Le film de Willy Rozier est d’une parfaite nullité, mais il n’est pas désagréable à regarder et, pour qui s’intéresse à l’histoire du cinéma, il ne manque pas de qualités informatives. Au fait, Willy Rozier, qui est-ce ? Un de ces stakhanovistes qui vous troussaient un bon petit spectacle d’une heure et demie en quelques semaines et pour guère de sous, un petit truc qui passait dans les salles pendant quelques jours et qui bon an, mal an, permettait au producteur de rentrer dans ses frais, aux acteurs d’être convenablement rémunérés et aux spectateurs de passer une soirée bon enfant avant de rentrer dans son appartement exigu, mal chauffé et aux toilettes sur le palier.
À ces spectateurs-là, il fallait donner des choses simples ; du rire ; ou de l’action ; ou du rêve. Et surtout de charmants jeunes gens, belles filles et beaux garçons, dont le cheptel était aussi peu rare qu’aujourd’hui. En mixant tous ces ingrédients, on arrivait à quelque chose ; et en plus, on pouvait ajouter ici et là des épices. Dans Manina, la fille sans voile, on en a deux pour le prix d’un : d’une part la beauté de la Corse, d’autre part, l’exploration sous-marine. Quatre années avant Le monde du silence de Jacques-Yves Cousteau (et de Louis Malle), le parigot ou le banlieusard qui n’avait jamais vu la mer qu’à Étretat ou à Dieppe découvrait la somptuosité bizarre des fonds méditerranéens, les algues, les coraux, les poissons indifférents (qu’on pêchait alors sans contrainte ni limite).
Et lorsqu’on pouvait aussi découvrir (ah ah ah) un beau brin de fille, qui tournait là son deuxième film (après Le trou normand) et son premier en tête d’affiche, avant de devenir une étoile mondiale. Une étoile qui ne brillera qu’une vingtaine d’années (mais avec un éclat inaccessible aux actrices d’aujourd’hui) et dont le dernier film (L’Histoire très bonne et très joyeuse de Colinot trousse-chemise de Nina Companeez) est sorti en 1973, soit près d’un demi-siècle. C’est à des prises de conscience de ce type qu’on se rend compte que le temps passe, non ?

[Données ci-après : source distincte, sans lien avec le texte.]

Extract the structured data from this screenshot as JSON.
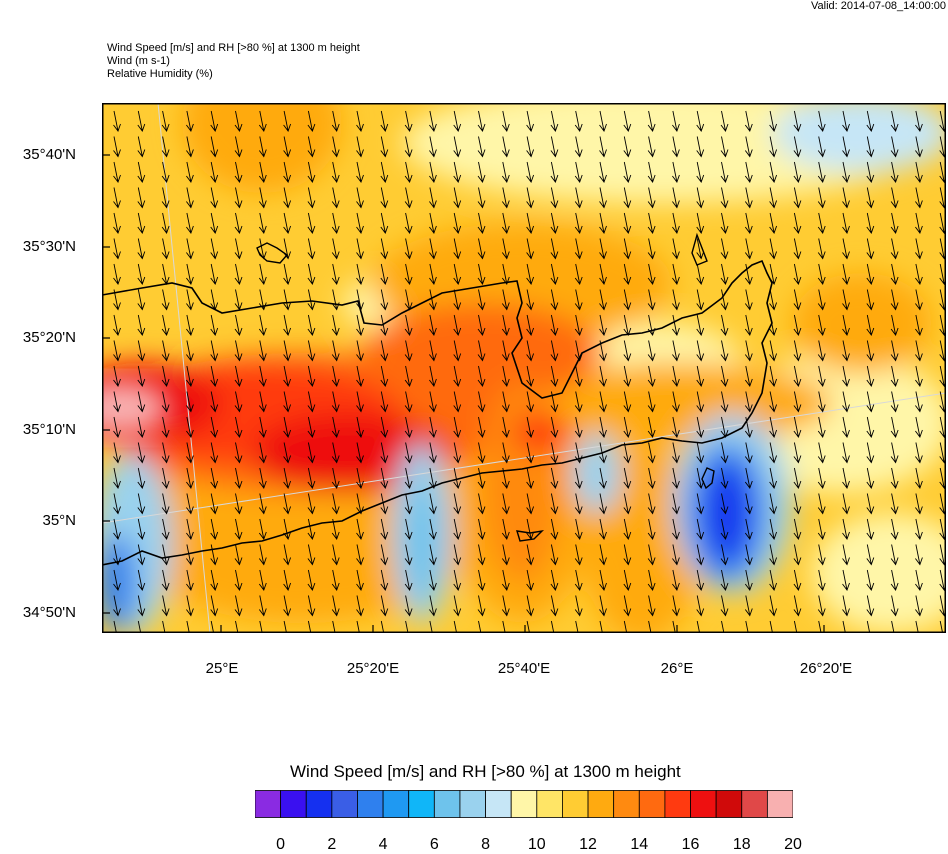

Le début est très amusant : dans un amphithéâtre de la Sorbonne, presque vide (c’était au temps où tout le monde comprenait que les études supérieures étaient – précisément – supérieures), un des rares étudiants qui écoutent le cours apprend qu’un trésor est possiblement englouti au large des îles Lavezzi. Cet étudiant d’appelle Gérard Morère et quelques années auparavant, lors d’une plongée, il a fortuitement découvert une partie d’amphore. Morère, c’est Jean-François Calvé, un de ces comédiens qui n’étaient pas loin de faire carrière, à qui il n’a pas manqué grand chose, qui étaient à deux doigts de… etc. Il se dit qu’il y a un beau coup à jouer et des millions à récupérer. D’une façon assez funambulesque, il se lie, à Tanger (!), avec Éric (Howard Vernon, qui a vraiment joué tout et n’importe quoi), un aventurier, trafiquant de cigarettes qui possède un bateau et qui va financer l’exploration.
Arrivée au large d’une des îles Lavezzi, retrouvailles avec la fille des gardiens du phare, Manina (Brigitte Bardot) qui avait 13 ans lorsque Morère était passé par là, qui en a désormais 18. On devine la suite, d’autant que la jeune fille est particulièrement gironde. L’esprit de l’époque n’aurait pas pu admettre davantage que l’exhibition assez fréquente, de Manina en bikini, mais cela suffisait, assurément à assurer au film une réputation un peu sulfureuse qui, aujourd’hui paraît bien usurpée.
Tourné avec trois francs, six sous, le film a une petite partie musicale, qui se veut exotique : l’habituelle espagnolade glougloutée par Espanita Cortez et des susurrements corses censés être débités par Bardot mais playbackés par deux chanteuses différentes. C’est dire si Manina est un produit très artisanal, brut de décoffrage et qui pourtant – j’y reviens – laisse une toute petite trace dans le cinéma français.